Kraftwerk perd une bataille juridique clé sur ses droits d'auteur

La Cour constitutionnelle allemande a jugé mardi que la “liberté artistique” pouvait prévaloir sur les intérêts économiques dans certains cas, déboutant le groupe électro culte Kraftwerk dans une affaire de droits d’auteur aux ramifications potentiellement importantes pour l’industrie musicale. Dans sa décision, la plus haute juridiction d’Allemagne a estimé que si l’atteinte aux droits d’exploitation d’un auteur était “marginale, alors la liberté artistique prend le pas sur les intérêts du propriétaire du droit d’auteur”.
Ralf Hütter et Florian Schneider-Esleben, membres du légendaire groupe allemand Kraftwerk, se battaient depuis 1997 devant toutes les instances pour faire valoir leurs droits sur un rythme de percussions de deux petites secondes tiré du morceau “Metall auf Metall” (1977), repris et joué en boucle par la rappeuse allemande Sabrina Setlur dans sa chanson “Nur mir” (“moi seule”).
La Cour a donné raison au producteur de la chanson incriminée, Moses Pelham, estimant que l’intérêt artistique devait prévaloir étant donné que le “sampling”, soit “l’échantillonnage” de morceaux de musique existants, était dans la nature même du hip-hop.
“L’utilisation de ‘samples’ est un élément prégnant du hip-hop (…) cet aspect spécifique à ce genre ne peut être ignoré”, selon un communiqué diffusé par l’instance expliquant sa décision.
Ce jugement, appelé à faire jurisprudence en Allemagne, prend le contre-pied de la juridiction précédente. La Cour fédérale de justice avait donné raison en 2012 à Kraftwerk en considérant que même l’utilisation d’une “bribe sonore” d’un morceau original était soumise aux droits d’auteur et d’exploitation.
Cette instance avait jugé qu’un artiste ne pouvait utiliser un échantillon original qu’en versant des royalties.
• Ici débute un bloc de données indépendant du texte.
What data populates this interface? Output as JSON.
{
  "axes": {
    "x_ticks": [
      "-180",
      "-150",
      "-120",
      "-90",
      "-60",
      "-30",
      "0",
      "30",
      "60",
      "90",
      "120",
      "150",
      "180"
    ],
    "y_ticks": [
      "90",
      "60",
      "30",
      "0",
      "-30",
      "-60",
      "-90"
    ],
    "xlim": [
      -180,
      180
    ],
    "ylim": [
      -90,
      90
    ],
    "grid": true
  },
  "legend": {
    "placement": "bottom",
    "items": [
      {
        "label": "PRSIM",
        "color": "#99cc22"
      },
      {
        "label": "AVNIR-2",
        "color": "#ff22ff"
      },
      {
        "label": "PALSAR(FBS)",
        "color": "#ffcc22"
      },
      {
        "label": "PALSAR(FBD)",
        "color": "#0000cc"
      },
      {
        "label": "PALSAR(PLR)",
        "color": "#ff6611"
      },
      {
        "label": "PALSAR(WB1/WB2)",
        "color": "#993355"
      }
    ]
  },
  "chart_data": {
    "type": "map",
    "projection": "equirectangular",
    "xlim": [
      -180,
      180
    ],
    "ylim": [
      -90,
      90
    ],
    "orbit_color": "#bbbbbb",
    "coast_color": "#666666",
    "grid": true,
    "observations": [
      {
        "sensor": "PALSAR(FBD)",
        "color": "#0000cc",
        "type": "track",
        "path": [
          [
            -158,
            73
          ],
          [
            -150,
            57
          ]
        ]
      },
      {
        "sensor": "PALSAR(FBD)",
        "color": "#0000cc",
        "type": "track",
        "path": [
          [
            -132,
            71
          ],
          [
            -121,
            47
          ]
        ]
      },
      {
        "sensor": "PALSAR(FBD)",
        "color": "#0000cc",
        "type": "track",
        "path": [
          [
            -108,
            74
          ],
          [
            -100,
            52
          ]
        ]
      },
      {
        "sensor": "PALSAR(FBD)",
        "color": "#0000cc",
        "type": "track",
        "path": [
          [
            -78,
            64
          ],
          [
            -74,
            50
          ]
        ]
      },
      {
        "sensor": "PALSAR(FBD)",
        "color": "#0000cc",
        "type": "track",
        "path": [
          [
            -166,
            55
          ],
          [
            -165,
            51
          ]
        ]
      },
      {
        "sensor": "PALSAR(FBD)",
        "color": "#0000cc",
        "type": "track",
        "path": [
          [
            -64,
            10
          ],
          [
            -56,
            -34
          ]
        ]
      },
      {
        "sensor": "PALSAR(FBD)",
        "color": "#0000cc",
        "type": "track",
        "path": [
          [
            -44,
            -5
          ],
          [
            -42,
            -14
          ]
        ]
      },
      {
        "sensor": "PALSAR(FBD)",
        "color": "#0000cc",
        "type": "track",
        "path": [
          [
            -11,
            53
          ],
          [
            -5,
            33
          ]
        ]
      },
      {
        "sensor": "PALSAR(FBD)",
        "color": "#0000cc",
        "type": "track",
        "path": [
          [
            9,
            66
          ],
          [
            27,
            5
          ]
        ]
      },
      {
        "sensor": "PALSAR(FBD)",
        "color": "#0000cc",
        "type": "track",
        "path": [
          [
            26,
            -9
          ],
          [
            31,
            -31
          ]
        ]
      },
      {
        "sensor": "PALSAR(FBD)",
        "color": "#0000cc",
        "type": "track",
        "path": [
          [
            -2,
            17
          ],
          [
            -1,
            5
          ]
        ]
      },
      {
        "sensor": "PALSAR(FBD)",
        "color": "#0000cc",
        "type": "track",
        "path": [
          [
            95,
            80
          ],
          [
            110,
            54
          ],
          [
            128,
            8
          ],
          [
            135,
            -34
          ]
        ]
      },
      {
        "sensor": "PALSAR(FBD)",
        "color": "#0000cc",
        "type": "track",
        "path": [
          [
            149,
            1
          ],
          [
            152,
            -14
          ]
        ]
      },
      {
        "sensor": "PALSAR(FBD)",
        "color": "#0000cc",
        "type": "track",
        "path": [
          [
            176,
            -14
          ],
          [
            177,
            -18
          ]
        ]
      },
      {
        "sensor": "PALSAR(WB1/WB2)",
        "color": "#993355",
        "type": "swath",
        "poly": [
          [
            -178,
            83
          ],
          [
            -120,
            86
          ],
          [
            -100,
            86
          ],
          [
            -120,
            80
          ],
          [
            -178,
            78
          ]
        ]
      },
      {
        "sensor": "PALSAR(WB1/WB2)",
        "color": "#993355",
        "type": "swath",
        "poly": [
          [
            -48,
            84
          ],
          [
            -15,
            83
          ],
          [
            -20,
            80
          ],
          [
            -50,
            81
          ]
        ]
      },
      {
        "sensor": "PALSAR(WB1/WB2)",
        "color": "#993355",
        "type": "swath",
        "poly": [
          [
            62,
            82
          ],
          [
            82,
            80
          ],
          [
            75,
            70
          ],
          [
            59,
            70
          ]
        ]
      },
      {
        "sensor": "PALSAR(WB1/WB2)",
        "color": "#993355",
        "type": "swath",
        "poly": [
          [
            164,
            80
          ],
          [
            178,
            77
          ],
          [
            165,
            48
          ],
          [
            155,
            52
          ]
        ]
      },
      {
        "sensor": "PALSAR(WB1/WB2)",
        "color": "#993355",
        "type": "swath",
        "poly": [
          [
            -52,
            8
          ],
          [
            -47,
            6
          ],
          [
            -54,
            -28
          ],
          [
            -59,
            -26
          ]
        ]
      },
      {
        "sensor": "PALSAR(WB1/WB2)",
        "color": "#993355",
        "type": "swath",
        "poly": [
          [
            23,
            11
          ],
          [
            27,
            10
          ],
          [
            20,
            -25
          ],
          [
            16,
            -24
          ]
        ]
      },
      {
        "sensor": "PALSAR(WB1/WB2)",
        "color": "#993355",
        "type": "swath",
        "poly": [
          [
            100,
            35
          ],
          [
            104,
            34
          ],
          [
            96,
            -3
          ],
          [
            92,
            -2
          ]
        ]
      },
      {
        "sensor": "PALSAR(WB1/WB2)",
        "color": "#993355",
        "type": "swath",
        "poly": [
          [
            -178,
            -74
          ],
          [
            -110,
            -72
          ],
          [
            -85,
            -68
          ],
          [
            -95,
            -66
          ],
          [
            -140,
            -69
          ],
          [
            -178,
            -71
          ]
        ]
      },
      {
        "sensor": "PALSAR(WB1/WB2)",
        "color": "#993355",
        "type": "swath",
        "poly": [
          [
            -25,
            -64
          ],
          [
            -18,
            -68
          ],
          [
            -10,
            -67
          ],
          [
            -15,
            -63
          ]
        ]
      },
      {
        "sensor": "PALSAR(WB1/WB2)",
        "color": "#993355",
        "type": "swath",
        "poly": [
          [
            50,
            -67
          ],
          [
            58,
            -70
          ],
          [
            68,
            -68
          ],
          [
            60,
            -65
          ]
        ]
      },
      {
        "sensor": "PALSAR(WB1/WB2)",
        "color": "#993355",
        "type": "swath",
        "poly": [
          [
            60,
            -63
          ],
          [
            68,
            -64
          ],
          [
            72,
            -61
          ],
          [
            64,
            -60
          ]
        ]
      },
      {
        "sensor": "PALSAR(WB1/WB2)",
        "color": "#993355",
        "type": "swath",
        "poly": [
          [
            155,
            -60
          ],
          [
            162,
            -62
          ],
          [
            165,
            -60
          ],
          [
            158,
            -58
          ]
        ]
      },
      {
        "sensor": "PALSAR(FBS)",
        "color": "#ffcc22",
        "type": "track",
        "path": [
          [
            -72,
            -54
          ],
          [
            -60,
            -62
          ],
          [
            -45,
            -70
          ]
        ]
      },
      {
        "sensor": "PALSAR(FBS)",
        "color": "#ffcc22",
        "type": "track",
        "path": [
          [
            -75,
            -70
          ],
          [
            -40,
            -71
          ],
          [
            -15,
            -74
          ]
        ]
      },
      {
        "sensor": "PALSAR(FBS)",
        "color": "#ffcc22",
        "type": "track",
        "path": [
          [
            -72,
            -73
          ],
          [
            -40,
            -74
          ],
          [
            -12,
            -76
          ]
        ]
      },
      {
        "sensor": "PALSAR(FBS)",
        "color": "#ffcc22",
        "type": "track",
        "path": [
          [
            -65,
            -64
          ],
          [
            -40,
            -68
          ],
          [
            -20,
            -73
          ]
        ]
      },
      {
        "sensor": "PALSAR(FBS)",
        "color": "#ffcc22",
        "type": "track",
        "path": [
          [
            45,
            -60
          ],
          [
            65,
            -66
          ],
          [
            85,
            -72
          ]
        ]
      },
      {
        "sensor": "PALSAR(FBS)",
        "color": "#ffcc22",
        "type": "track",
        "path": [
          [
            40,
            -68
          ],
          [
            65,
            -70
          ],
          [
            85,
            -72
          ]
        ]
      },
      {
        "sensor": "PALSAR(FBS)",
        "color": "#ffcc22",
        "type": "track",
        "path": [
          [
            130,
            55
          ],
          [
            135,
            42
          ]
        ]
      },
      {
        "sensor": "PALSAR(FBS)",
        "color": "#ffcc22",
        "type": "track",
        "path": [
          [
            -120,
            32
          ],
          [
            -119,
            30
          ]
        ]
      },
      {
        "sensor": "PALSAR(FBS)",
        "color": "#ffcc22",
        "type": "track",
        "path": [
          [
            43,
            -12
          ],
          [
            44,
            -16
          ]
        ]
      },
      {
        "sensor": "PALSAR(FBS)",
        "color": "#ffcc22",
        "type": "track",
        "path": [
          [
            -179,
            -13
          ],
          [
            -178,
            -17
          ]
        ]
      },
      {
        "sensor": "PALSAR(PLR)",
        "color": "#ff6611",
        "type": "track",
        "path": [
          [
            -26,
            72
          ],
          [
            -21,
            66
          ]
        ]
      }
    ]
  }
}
A défaut, il devait réenregistrer lui-même l’extrait concerné.
La Cour constitutionnelle estime elle, que ces conditions n’étaient pas proportionnées et limitaient indûment la création, les musiciens n’ayant pas nécessairement les moyens de verser de tels royalties, d’autant qu’un morceau peut compter “de nombreux +samples+ différents”. Le réenregistrement présente aussi à ses yeux des difficultés, par exemple techniques, qui ne sont pas à la portée de tous les artistes.
Les juges considèrent dès lors que l’échantillonnage est un processus artistique légitime dans la mesure où la nouvelle “oeuvre n’entre pas en concurrence directe avec le morceau original” et n’entraîne pas un préjudice financier pour le détenteur des droits.
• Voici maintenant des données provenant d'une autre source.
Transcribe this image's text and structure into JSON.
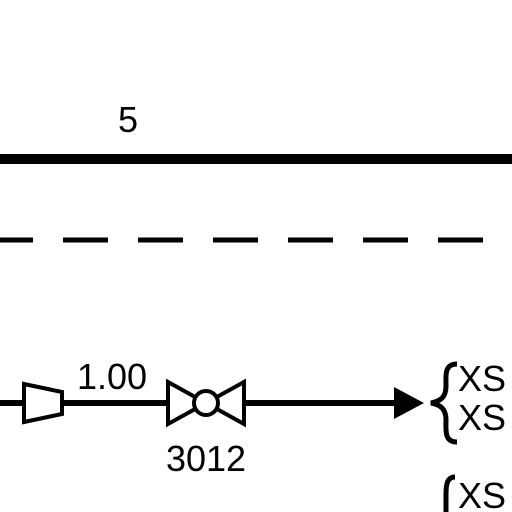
{
  "diagram": {
    "line_number_label": "5",
    "pipe_size_label": "1.00",
    "valve_tag": "3012",
    "offpage_labels": [
      "XS",
      "XS",
      "XS"
    ],
    "colors": {
      "stroke": "#000000",
      "background": "#ffffff"
    },
    "symbols": {
      "reducer": "reducer-icon",
      "valve": "ball-valve-icon",
      "flow_arrow": "flow-arrow-icon",
      "brace": "brace-icon"
    }
  }
}
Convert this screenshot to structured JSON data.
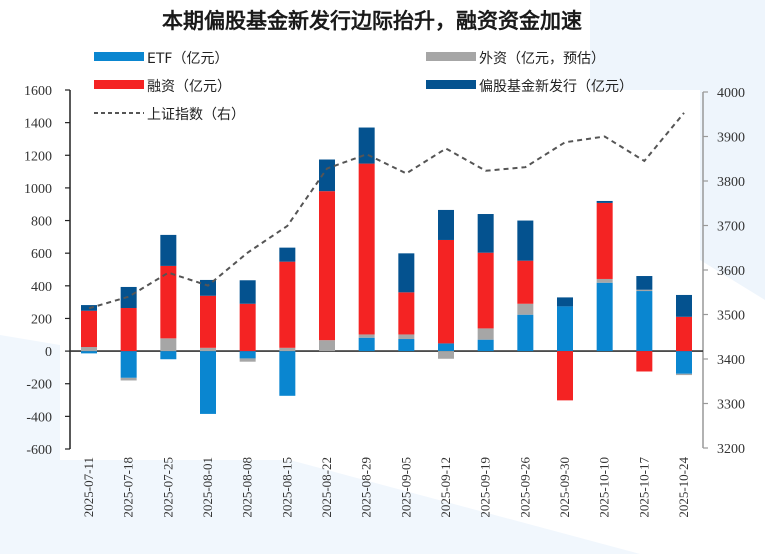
{
  "chart_data": {
    "type": "bar",
    "subtype": "stacked-bar-with-line",
    "title": "本期偏股基金新发行边际抬升，融资资金加速",
    "categories": [
      "2025-07-11",
      "2025-07-18",
      "2025-07-25",
      "2025-08-01",
      "2025-08-08",
      "2025-08-15",
      "2025-08-22",
      "2025-08-29",
      "2025-09-05",
      "2025-09-12",
      "2025-09-19",
      "2025-09-26",
      "2025-09-30",
      "2025-10-10",
      "2025-10-17",
      "2025-10-24"
    ],
    "series": [
      {
        "name": "ETF（亿元）",
        "type": "bar",
        "axis": "left",
        "color": "#0a86d0",
        "values": [
          -14,
          -164,
          -50,
          -385,
          -45,
          -274,
          0,
          82,
          74,
          47,
          70,
          223,
          274,
          419,
          368,
          -139
        ]
      },
      {
        "name": "外资（亿元，预估）",
        "type": "bar",
        "axis": "left",
        "color": "#a6a6a6",
        "values": [
          25,
          -16,
          78,
          20,
          -20,
          20,
          67,
          20,
          28,
          -47,
          69,
          67,
          0,
          23,
          8,
          -8
        ]
      },
      {
        "name": "融资（亿元）",
        "type": "bar",
        "axis": "left",
        "color": "#f42323",
        "values": [
          222,
          264,
          444,
          319,
          290,
          528,
          913,
          1047,
          258,
          634,
          464,
          264,
          -302,
          466,
          -125,
          210
        ]
      },
      {
        "name": "偏股基金新发行（亿元）",
        "type": "bar",
        "axis": "left",
        "color": "#04528f",
        "values": [
          35,
          129,
          190,
          97,
          144,
          86,
          194,
          221,
          239,
          184,
          237,
          246,
          55,
          12,
          84,
          134
        ]
      },
      {
        "name": "上证指数（右）",
        "type": "line",
        "axis": "right",
        "color": "#555555",
        "dashed": true,
        "values": [
          3514,
          3540,
          3594,
          3565,
          3639,
          3699,
          3828,
          3860,
          3817,
          3873,
          3823,
          3831,
          3887,
          3900,
          3845,
          3953
        ]
      }
    ],
    "left_axis": {
      "min": -600,
      "max": 1600,
      "ticks": [
        -600,
        -400,
        -200,
        0,
        200,
        400,
        600,
        800,
        1000,
        1200,
        1400,
        1600
      ]
    },
    "right_axis": {
      "min": 3200,
      "max": 4000,
      "ticks": [
        3200,
        3300,
        3400,
        3500,
        3600,
        3700,
        3800,
        3900,
        4000
      ]
    },
    "xlabel": "",
    "ylabel": "",
    "grid": false,
    "legend_position": "top"
  },
  "legend": [
    {
      "label": "ETF（亿元）",
      "swatch": "bar",
      "color": "#0a86d0"
    },
    {
      "label": "外资（亿元，预估）",
      "swatch": "bar",
      "color": "#a6a6a6"
    },
    {
      "label": "融资（亿元）",
      "swatch": "bar",
      "color": "#f42323"
    },
    {
      "label": "偏股基金新发行（亿元）",
      "swatch": "bar",
      "color": "#04528f"
    },
    {
      "label": "上证指数（右）",
      "swatch": "dashed-line",
      "color": "#555555"
    }
  ]
}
Lors d’une audience en novembre 2015, Ralf Hütter avait au contraire invoqué l’un des dix commandements – “tu ne commettras pas de vol” – pour affirmer qu’il devait aussi s’appliquer aux artistes.
Le représentant de l’Etat lors de l’audience, Hubert Weis, avait lui défendu la pratique très répandue du sampling. Le producteur mis en cause par Kraftwerk avait, outre cet argument, affirmé qu’il ne savait pas à l’époque des faits que les deux secondes retenues dans un vaste catalogue de motifs sonores étaient tirées d’un morceau du groupe électro.
La position de la Cour constitutionnelle allemande intervient alors que la réglementation européenne de 2002 sur les droits d’auteurs et les droits d’exploitation ne traite pas de la question du sampling.
Ce type d’affaires, visant souvent des artistes de hip-hop, intervient régulièrement en raison de la frontière floue entre droits des uns et liberté de création des autres.
La star du rap Kanye West est ainsi visé depuis mai aux Etats-Unis par une plainte d’un artiste hongrois, Gabor Presser, qui juge que l’artiste américain a utilisé dans sa chanson “New Slaves” un “sample” sans lui verser de royalties ou demander d’autorisation. Il réclame 2,5 millions de dollars, estimant qu’un tiers du morceau provient de l’original hongrois.
Une chanteuse hongroise, Monika Juhasz Miczura a elle lancé une procédure similaire en décembre 2014, toujours outre-atlantique, contre le couple star Beyoncé et Jay-Z pour leur morceau “Drunk on Love”. En cause 40 secondes de mélodie.